Attribute Type Notes
wildtype str Reference sequence
genotypes np.ndarray[object] Length n, dtype object of str
phenotypes np.ndarray[float64] Length n
stdeviations np.ndarray[float64] Length n, NaN by default
n_replicates np.ndarray[int64] Length n, 1 by default
mutations dict[int, list[str] \| None] Per-site alphabets
site_labels list[str] Length L
length int L, the wildtype length
n int n, the number of genotypes
encoding_table pd.DataFrame Lazy, schema-locked, cached
binary_packed np.ndarray[uint8] Shape (n, n_bits), lazy, cached
binary np.ndarray[object] Length n, dtype object of '0'/'1' strings, lazy, cached
n_mutations np.ndarray[int64] Per-genotype Hamming weight
data pd.DataFrame Lazy, cached, see the data column
stdeviation_map StandardDeviationMap View returning raw stdeviations
standard_error_map StandardErrorMap View returning std / sqrt(n_replicates)

data columns

The data property returns a DataFrame with these columns, in order:

Column dtype
genotypes string
phenotypes float64
stdeviations float64
n_replicates Int64
binary string
n_mutations Int64

from_dataframe

@classmethod
def from_dataframe(
    cls,
    df: pd.DataFrame,
    *,
    wildtype: str | None = None,
    mutations: Mapping[int, list[str] | None] | None = None,
    site_labels: list[str] | None = None,
    include_binary: bool = True,
) -> GenotypePhenotypeMap

Hydrate a GenotypePhenotypeMap from a pandas DataFrame.

Required columns: genotypes, phenotypes.
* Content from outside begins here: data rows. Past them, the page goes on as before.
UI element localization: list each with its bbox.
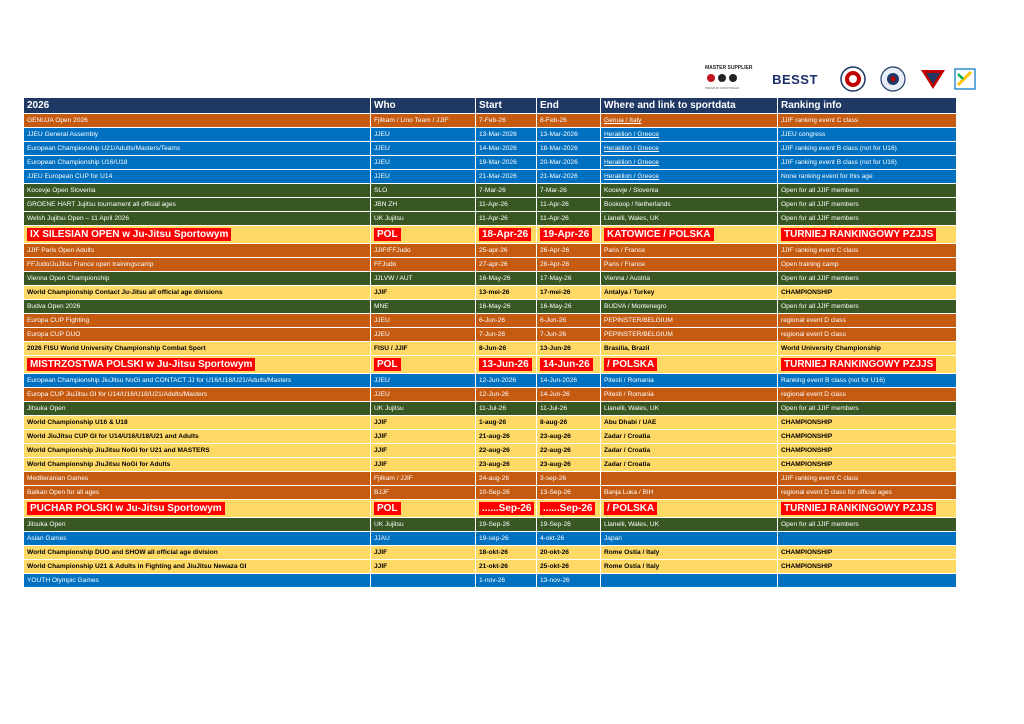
ranking-info-cell xyxy=(778,226,957,244)
start-date-cell: 16-May-26 xyxy=(476,272,537,286)
start-date-cell: 19-Mar-2026 xyxy=(476,156,537,170)
highlight-text: / POLSKA xyxy=(604,502,657,515)
location-cell: PEPINSTER/BELGIUM xyxy=(601,328,778,342)
event-cell: 2026 FISU World University Championship Combat Sport xyxy=(24,342,371,356)
table-row xyxy=(24,486,957,500)
who-cell: Fjilkam / Lino Team / JJIF xyxy=(371,114,476,128)
ranking-info-cell: JJIF ranking event C class xyxy=(778,244,957,258)
highlight-text: 13-Jun-26 xyxy=(479,358,532,371)
end-date-cell: 13-Jun-26 xyxy=(537,342,601,356)
start-date-cell: 24-aug-26 xyxy=(476,472,537,486)
table-row xyxy=(24,374,957,388)
ranking-info-cell xyxy=(778,356,957,374)
location-cell xyxy=(601,574,778,588)
highlight-text: TURNIEJ RANKINGOWY PZJJS xyxy=(781,358,936,371)
who-cell: JJIF xyxy=(371,546,476,560)
who-cell: UK Jujitsu xyxy=(371,402,476,416)
event-cell: European Championship U16/U18 xyxy=(24,156,371,170)
end-date-cell: 22-aug-26 xyxy=(537,444,601,458)
location-cell: Llanelli, Wales, UK xyxy=(601,402,778,416)
jjif-emblem-icon xyxy=(838,62,868,96)
event-cell: Jitsuka Open xyxy=(24,518,371,532)
event-cell: Kocevje Open Slovenia xyxy=(24,184,371,198)
start-date-cell: 6-Jun-26 xyxy=(476,314,537,328)
end-date-cell xyxy=(537,226,601,244)
location-cell xyxy=(601,356,778,374)
who-cell: JJEU xyxy=(371,314,476,328)
start-date-cell: 11-Jul-26 xyxy=(476,402,537,416)
event-cell: Asian Games xyxy=(24,532,371,546)
ranking-info-cell: JJEU congress xyxy=(778,128,957,142)
start-date-cell: 11-Apr-26 xyxy=(476,198,537,212)
end-date-cell: 14-Jun-26 xyxy=(537,388,601,402)
col-header-who: Who xyxy=(371,98,476,114)
who-cell: JJEU xyxy=(371,156,476,170)
who-cell xyxy=(371,356,476,374)
ranking-info-cell: JJIF ranking event B class (not for U16) xyxy=(778,156,957,170)
location-cell: Zadar / Croatia xyxy=(601,444,778,458)
table-row xyxy=(24,444,957,458)
table-row xyxy=(24,472,957,486)
table-row xyxy=(24,198,957,212)
table-row xyxy=(24,142,957,156)
event-cell: Europa CUP JiuJitsu GI for U14/U16/U18/U21/Adults/Masters xyxy=(24,388,371,402)
end-date-cell: 20-okt-26 xyxy=(537,546,601,560)
supplier-marks-icon xyxy=(707,74,737,82)
start-date-cell: 21-okt-26 xyxy=(476,560,537,574)
event-cell: Balkan Open for all ages xyxy=(24,486,371,500)
table-row xyxy=(24,128,957,142)
highlight-text: POL xyxy=(374,358,401,371)
ranking-info-cell: CHAMPIONSHIP xyxy=(778,286,957,300)
table-row xyxy=(24,560,957,574)
event-cell: GROENE HART Jujitsu tournament all official ages xyxy=(24,198,371,212)
table-body xyxy=(24,114,957,588)
start-date-cell: 7-Feb-26 xyxy=(476,114,537,128)
start-date-cell: 25-apr-26 xyxy=(476,244,537,258)
event-cell: YOUTH Olympic Games xyxy=(24,574,371,588)
ranking-info-cell: Open training camp xyxy=(778,258,957,272)
location-cell: PEPINSTER/BELGIUM xyxy=(601,314,778,328)
supplier-title: MASTER SUPPLIER xyxy=(705,65,753,71)
who-cell: JJEU xyxy=(371,170,476,184)
highlight-text: TURNIEJ RANKINGOWY PZJJS xyxy=(781,502,936,515)
end-date-cell xyxy=(537,500,601,518)
ranking-info-cell: regional event D class for official ages xyxy=(778,486,957,500)
start-date-cell: 27-apr-26 xyxy=(476,258,537,272)
start-date-cell: 7-Jun-26 xyxy=(476,328,537,342)
end-date-cell: 21-Mar-2026 xyxy=(537,170,601,184)
location-cell: Pitesti / Romania xyxy=(601,374,778,388)
end-date-cell: 11-Jul-26 xyxy=(537,402,601,416)
who-cell: JJEU xyxy=(371,374,476,388)
end-date-cell: 18-Mar-2026 xyxy=(537,142,601,156)
event-cell: FFJudo/JuJitsu France open trainingscamp xyxy=(24,258,371,272)
besst-text: BESST xyxy=(772,71,818,87)
event-cell: JJIF Paris Open Adults xyxy=(24,244,371,258)
location-cell[interactable] xyxy=(601,170,778,184)
location-cell xyxy=(601,500,778,518)
ranking-info-cell: Ranking event B class (not for U16) xyxy=(778,374,957,388)
highlight-text: POL xyxy=(374,228,401,241)
end-date-cell: 7-Jun-26 xyxy=(537,328,601,342)
ranking-info-cell: Open for all JJIF members xyxy=(778,212,957,226)
start-date-cell: 21-aug-26 xyxy=(476,430,537,444)
highlight-text: ......Sep-26 xyxy=(540,502,595,515)
table-row xyxy=(24,546,957,560)
event-cell: World JiuJitsu CUP GI for U14/U16/U18/U21 and Adults xyxy=(24,430,371,444)
end-date-cell: 25-okt-26 xyxy=(537,560,601,574)
location-cell: Zadar / Croatia xyxy=(601,458,778,472)
col-header-year: 2026 xyxy=(24,98,371,114)
end-date-cell: 23-aug-26 xyxy=(537,458,601,472)
who-cell: JJIF xyxy=(371,560,476,574)
end-date-cell: 13-Sep-26 xyxy=(537,486,601,500)
table-row xyxy=(24,184,957,198)
start-date-cell: 19-Sep-26 xyxy=(476,518,537,532)
location-cell: Banja Luka / BIH xyxy=(601,486,778,500)
event-cell: JJEU European CUP for U14 xyxy=(24,170,371,184)
ranking-info-cell: Open for all JJIF members xyxy=(778,272,957,286)
table-row xyxy=(24,244,957,258)
ranking-info-cell xyxy=(778,532,957,546)
location-cell[interactable] xyxy=(601,128,778,142)
table-row xyxy=(24,416,957,430)
table-row xyxy=(24,430,957,444)
who-cell xyxy=(371,574,476,588)
sportdata-link[interactable]: Heraklion / Greece xyxy=(604,173,659,180)
end-date-cell: 3-sep-26 xyxy=(537,472,601,486)
table-row xyxy=(24,300,957,314)
start-date-cell: 18-okt-26 xyxy=(476,546,537,560)
ranking-info-cell: Open for all JJIF members xyxy=(778,184,957,198)
who-cell: JJEU xyxy=(371,128,476,142)
jjeu-emblem-icon xyxy=(878,62,908,96)
end-date-cell: 13-nov-26 xyxy=(537,574,601,588)
who-cell: JJLVW / AUT xyxy=(371,272,476,286)
who-cell: UK Jujitsu xyxy=(371,518,476,532)
who-cell xyxy=(371,500,476,518)
location-cell[interactable] xyxy=(601,114,778,128)
master-supplier-logo xyxy=(705,62,755,96)
ranking-info-cell xyxy=(778,574,957,588)
end-date-cell: 14-Jun-2026 xyxy=(537,374,601,388)
ranking-info-cell: CHAMPIONSHIP xyxy=(778,444,957,458)
start-date-cell: 11-Apr-26 xyxy=(476,212,537,226)
who-cell: FFJudo xyxy=(371,258,476,272)
sponsor-logos xyxy=(700,62,980,96)
location-cell: Llanelli, Wales, UK xyxy=(601,212,778,226)
sportdata-link[interactable]: Heraklion / Greece xyxy=(604,145,659,152)
event-cell: Budva Open 2026 xyxy=(24,300,371,314)
start-date-cell: 21-Mar-2026 xyxy=(476,170,537,184)
who-cell: JJEU xyxy=(371,142,476,156)
start-date-cell: 16-May-26 xyxy=(476,300,537,314)
end-date-cell: 23-aug-26 xyxy=(537,430,601,444)
sportdata-link[interactable]: Genua / Italy xyxy=(604,117,642,124)
start-date-cell: 12-Jun-2026 xyxy=(476,374,537,388)
end-date-cell: 16-May-26 xyxy=(537,300,601,314)
event-cell xyxy=(24,356,371,374)
location-cell: Paris / France xyxy=(601,244,778,258)
event-cell xyxy=(24,500,371,518)
event-cell: JJEU General Assembly xyxy=(24,128,371,142)
event-cell: World Championship JiuJitsu NoGi for Adults xyxy=(24,458,371,472)
ranking-info-cell: Open for all JJIF members xyxy=(778,518,957,532)
events-table xyxy=(23,97,957,588)
who-cell: JBN ZH xyxy=(371,198,476,212)
event-cell: Welsh Jujitsu Open – 11 April 2026 xyxy=(24,212,371,226)
start-date-cell xyxy=(476,356,537,374)
ranking-info-cell: CHAMPIONSHIP xyxy=(778,430,957,444)
end-date-cell: 7-Mar-26 xyxy=(537,184,601,198)
event-cell: Jitsuka Open xyxy=(24,402,371,416)
ranking-info-cell: Open for all JJIF members xyxy=(778,402,957,416)
col-header-end: End xyxy=(537,98,601,114)
start-date-cell: 1-nov-26 xyxy=(476,574,537,588)
end-date-cell: 8-aug-26 xyxy=(537,416,601,430)
highlight-text: IX SILESIAN OPEN w Ju-Jitsu Sportowym xyxy=(27,228,231,241)
highlight-table-row xyxy=(24,356,957,374)
start-date-cell: 14-Mar-2026 xyxy=(476,142,537,156)
table-row xyxy=(24,402,957,416)
who-cell xyxy=(371,226,476,244)
ranking-info-cell xyxy=(778,500,957,518)
col-header-ranking: Ranking info xyxy=(778,98,957,114)
highlight-text: PUCHAR POLSKI w Ju-Jitsu Sportowym xyxy=(27,502,225,515)
sportdata-link[interactable]: Heraklion / Greece xyxy=(604,131,659,138)
location-cell: Japan xyxy=(601,532,778,546)
start-date-cell: 1-aug-26 xyxy=(476,416,537,430)
end-date-cell: 28-Apr-26 xyxy=(537,258,601,272)
table-row xyxy=(24,156,957,170)
event-cell: European Championship JiuJitsu NoGi and CONTACT JJ for U16/U18/U21/Adults/Masters xyxy=(24,374,371,388)
table-row xyxy=(24,518,957,532)
who-cell: JJIF xyxy=(371,416,476,430)
highlight-text: 18-Apr-26 xyxy=(479,228,531,241)
location-cell: Abu Dhabi / UAE xyxy=(601,416,778,430)
who-cell: SLO xyxy=(371,184,476,198)
event-cell: Mediteranian Games xyxy=(24,472,371,486)
end-date-cell: 11-Apr-26 xyxy=(537,198,601,212)
table-row xyxy=(24,212,957,226)
ranking-info-cell: JJIF ranking event C class xyxy=(778,114,957,128)
col-header-where: Where and link to sportdata xyxy=(601,98,778,114)
sportdata-link[interactable]: Heraklion / Greece xyxy=(604,159,659,166)
ranking-info-cell: regional event D class xyxy=(778,328,957,342)
location-cell: Pitesti / Romania xyxy=(601,388,778,402)
who-cell: UK Jujitsu xyxy=(371,212,476,226)
ranking-info-cell: CHAMPIONSHIP xyxy=(778,546,957,560)
who-cell: JJIF/FFJudo xyxy=(371,244,476,258)
table-row xyxy=(24,342,957,356)
start-date-cell: 12-Jun-26 xyxy=(476,388,537,402)
start-date-cell: 10-Sep-26 xyxy=(476,486,537,500)
location-cell xyxy=(601,226,778,244)
location-cell: Boskoop / Netherlands xyxy=(601,198,778,212)
table-row xyxy=(24,328,957,342)
event-cell: Europa CUP Fighting xyxy=(24,314,371,328)
highlight-text: TURNIEJ RANKINGOWY PZJJS xyxy=(781,228,936,241)
who-cell: JJAU xyxy=(371,532,476,546)
who-cell: Fjilkam / JJIF xyxy=(371,472,476,486)
location-cell: Rome Ostia / Italy xyxy=(601,546,778,560)
event-cell: World Championship U16 & U18 xyxy=(24,416,371,430)
who-cell: MNE xyxy=(371,300,476,314)
ranking-info-cell: CHAMPIONSHIP xyxy=(778,560,957,574)
highlight-table-row xyxy=(24,226,957,244)
event-cell xyxy=(24,226,371,244)
end-date-cell xyxy=(537,356,601,374)
location-cell: Kocevje / Slovenia xyxy=(601,184,778,198)
start-date-cell: 19-sep-26 xyxy=(476,532,537,546)
start-date-cell: 13-mei-26 xyxy=(476,286,537,300)
who-cell: JJEU xyxy=(371,388,476,402)
ranking-info-cell: None ranking event for this age xyxy=(778,170,957,184)
table-row xyxy=(24,114,957,128)
event-cell: World Championship Contact Ju-Jitsu all official age divisions xyxy=(24,286,371,300)
table-row xyxy=(24,272,957,286)
location-cell xyxy=(601,472,778,486)
start-date-cell: 23-aug-26 xyxy=(476,458,537,472)
who-cell: JJIF xyxy=(371,444,476,458)
ranking-info-cell: Open for all JJIF members xyxy=(778,300,957,314)
who-cell: FISU / JJIF xyxy=(371,342,476,356)
table-row xyxy=(24,314,957,328)
who-cell: JJEU xyxy=(371,328,476,342)
event-cell: Vienna Open Championship xyxy=(24,272,371,286)
location-cell: Zadar / Croatia xyxy=(601,430,778,444)
highlight-text: ......Sep-26 xyxy=(479,502,534,515)
location-cell: Vienna / Austria xyxy=(601,272,778,286)
flag-emblem-icon xyxy=(952,62,978,96)
start-date-cell: 8-Jun-26 xyxy=(476,342,537,356)
end-date-cell: 13-Mar-2026 xyxy=(537,128,601,142)
event-cell: Europa CUP DUO xyxy=(24,328,371,342)
highlight-text: POL xyxy=(374,502,401,515)
location-cell[interactable] xyxy=(601,142,778,156)
end-date-cell: 17-May-26 xyxy=(537,272,601,286)
table-header-row xyxy=(24,98,957,114)
end-date-cell: 4-okt-26 xyxy=(537,532,601,546)
table-row xyxy=(24,574,957,588)
start-date-cell: 7-Mar-26 xyxy=(476,184,537,198)
supplier-sub: PREMIUM SPORTWEAR xyxy=(705,86,740,90)
pzjjs-emblem-icon xyxy=(918,62,948,96)
location-cell: Rome Ostia / Italy xyxy=(601,560,778,574)
highlight-text: 14-Jun-26 xyxy=(540,358,593,371)
ranking-info-cell: World University Championship xyxy=(778,342,957,356)
besst-logo xyxy=(772,62,818,96)
event-cell: World Championship DUO and SHOW all official age division xyxy=(24,546,371,560)
highlight-text: 19-Apr-26 xyxy=(540,228,592,241)
col-header-start: Start xyxy=(476,98,537,114)
event-cell: GENUJA Open 2026 xyxy=(24,114,371,128)
ranking-info-cell: regional event D class xyxy=(778,314,957,328)
end-date-cell: 19-Sep-26 xyxy=(537,518,601,532)
highlight-text: / POLSKA xyxy=(604,358,657,371)
table-row xyxy=(24,286,957,300)
table-row xyxy=(24,258,957,272)
highlight-text: MISTRZOSTWA POLSKI w Ju-Jitsu Sportowym xyxy=(27,358,255,371)
start-date-cell: 22-aug-26 xyxy=(476,444,537,458)
event-cell: World Championship U21 & Adults in Fighting and JiuJitsu Newaza GI xyxy=(24,560,371,574)
end-date-cell: 20-Mar-2026 xyxy=(537,156,601,170)
end-date-cell: 17-mei-26 xyxy=(537,286,601,300)
table-row xyxy=(24,388,957,402)
ranking-info-cell: CHAMPIONSHIP xyxy=(778,416,957,430)
location-cell: Llanelli, Wales, UK xyxy=(601,518,778,532)
who-cell: BJJF xyxy=(371,486,476,500)
location-cell: Antalya / Turkey xyxy=(601,286,778,300)
end-date-cell: 11-Apr-26 xyxy=(537,212,601,226)
location-cell[interactable] xyxy=(601,156,778,170)
table-row xyxy=(24,458,957,472)
highlight-text: KATOWICE / POLSKA xyxy=(604,228,714,241)
end-date-cell: 8-Feb-26 xyxy=(537,114,601,128)
event-cell: European Championship U21/Adults/Masters/Teams xyxy=(24,142,371,156)
start-date-cell xyxy=(476,226,537,244)
start-date-cell xyxy=(476,500,537,518)
ranking-info-cell: CHAMPIONSHIP xyxy=(778,458,957,472)
start-date-cell: 13-Mar-2026 xyxy=(476,128,537,142)
location-cell: BUDVA / Montenegro xyxy=(601,300,778,314)
ranking-info-cell: JJIF ranking event B class (not for U16) xyxy=(778,142,957,156)
table-row xyxy=(24,532,957,546)
who-cell: JJIF xyxy=(371,458,476,472)
event-cell: World Championship JiuJitsu NoGi for U21 and MASTERS xyxy=(24,444,371,458)
end-date-cell: 6-Jun-26 xyxy=(537,314,601,328)
location-cell: Brasilia, Brazil xyxy=(601,342,778,356)
highlight-table-row xyxy=(24,500,957,518)
ranking-info-cell: Open for all JJIF members xyxy=(778,198,957,212)
who-cell: JJIF xyxy=(371,430,476,444)
location-cell: Paris / France xyxy=(601,258,778,272)
ranking-info-cell: JJIF ranking event C class xyxy=(778,472,957,486)
who-cell: JJIF xyxy=(371,286,476,300)
ranking-info-cell: regional event D class xyxy=(778,388,957,402)
end-date-cell: 26-Apr-26 xyxy=(537,244,601,258)
table-row xyxy=(24,170,957,184)
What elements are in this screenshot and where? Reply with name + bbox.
Optional: stdeviations, n_replicates. Other columns are ignored.

wildtype may be omitted if the DataFrame attrs carry a "wildtype" key. Otherwise it must be provided.

get_missing_genotypes

def get_missing_genotypes(self) -> np.ndarray

Returns a numpy object array of genotype strings that are in the full Cartesian product of mutations but not in self.genotypes. Respects the SpaceTooLargeError guard; for huge spaces, use enumerate_genotypes_str(..., allow_huge=True) directly.

validate_encoding_table

def validate_encoding_table(table: pd.DataFrame) -> None

Raises SchemaError if the table is missing required columns, has NaN in site_index or binary_index_stop, or if binary_index_stop disagrees with the implied total bit count. Returns None on success.

Use this when you build an encoding table externally (or read one from a third-party source) and want to confirm it matches the schema before feeding it into genotypes_to_binary_packed.